South African mixed-media artist (born 1975)

Frances Goodman (born 1975) is a South African mixed-media artist who currently lives in Johannesburg. Her work makes use of acrylic nails and other unconventional materials and is "interested in the relations between femininity, costuming, and role-playing".

==Education==
From 1994-1997, Goodman worked on a BA in Fine Arts at the University of the Witwatersrand in Johannesburg. She then moved to London to attend Goldsmiths College in 1999, receiving an MA in Fine Arts in 2000. Afterward, she served as a laureate at the Higher Institute for Fine Art in Antwerp, Belgium from 2001 to 2003.

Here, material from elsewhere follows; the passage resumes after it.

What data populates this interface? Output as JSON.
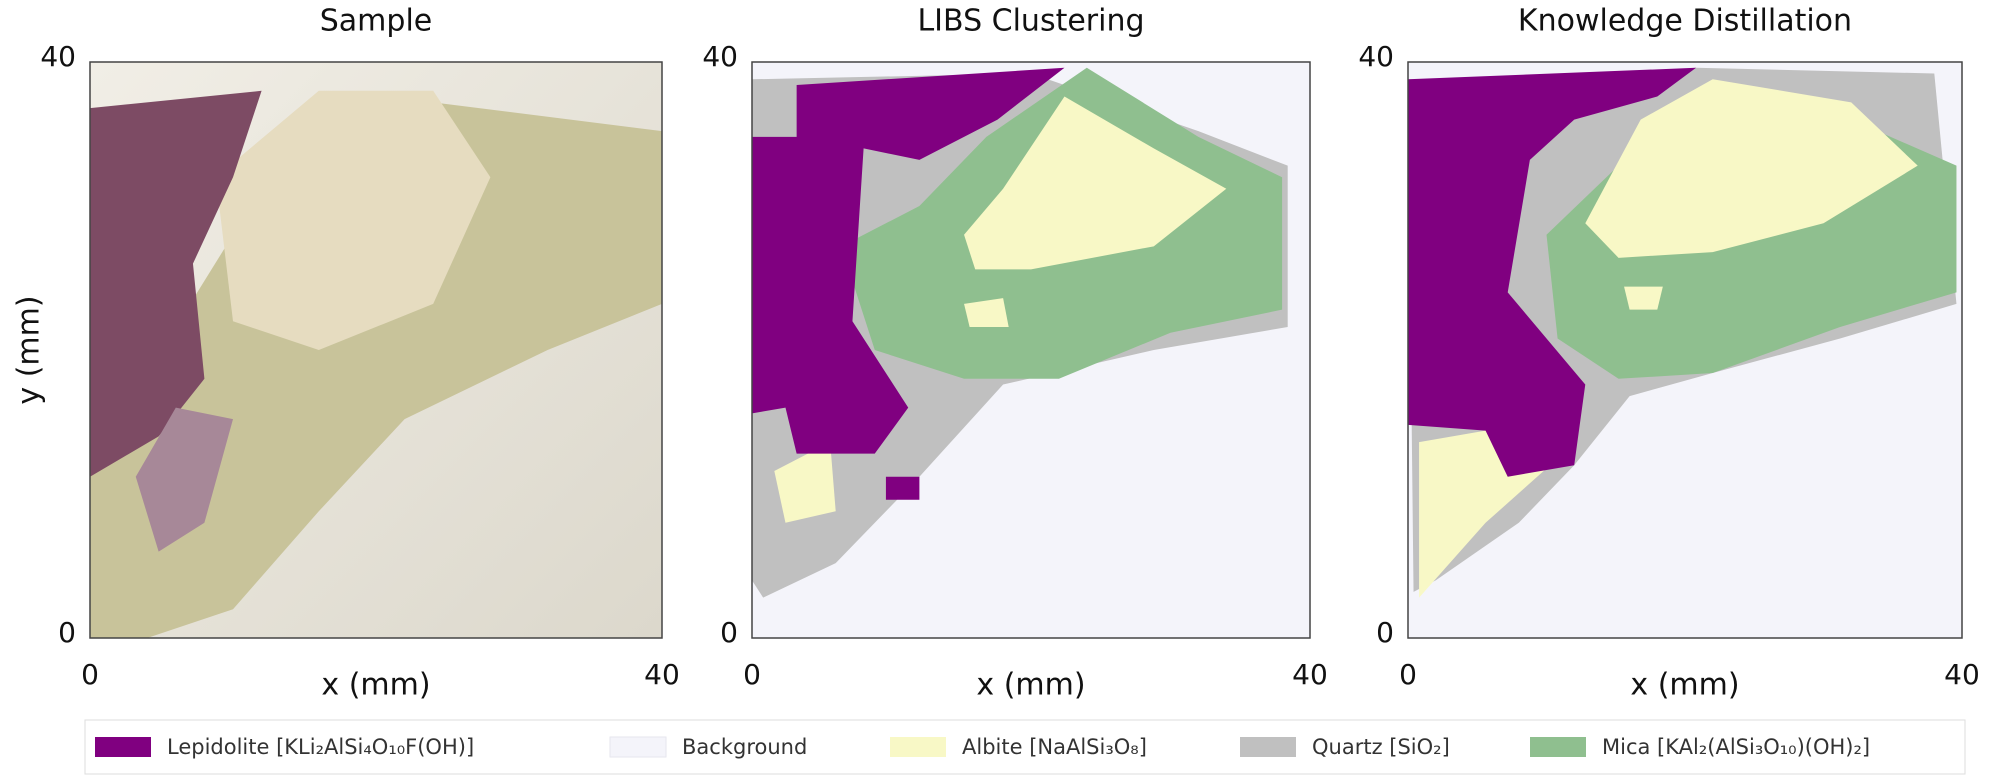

==Exhibitions and awards==
Goodman has exhibited widely since 2002, with solo and group shows across Europe, North America, and Africa. In 2012, she was a resident at the International Studio & Curatorial Program in New York City. She was a recipient of the Cecily Brown Fellowship for Outstanding Woman Artists in 2014. Goodman's work appeared in the exhibition I Am . . .Contemporary Women Artists of Africa at the Smithsonian's National Museum of African Art from June 2019-April 2022.

==Work==
Goodman often uses false eyelashes, fake nails, faux pearl earrings, and other "typically feminine" objects to create her sculptures and installations, looking at everyday obsessions and superficial behavior (such as fanatic exercise culture and conventions of marriage and beauty). “Women are often asked to make media-influenced choices about our bodies,” says Goodman. “Fake nails and false eyelashes, though, go against that. You’re able to become expressive, to become someone else. You don’t become the idea of who a woman should be. You become the antithesis.”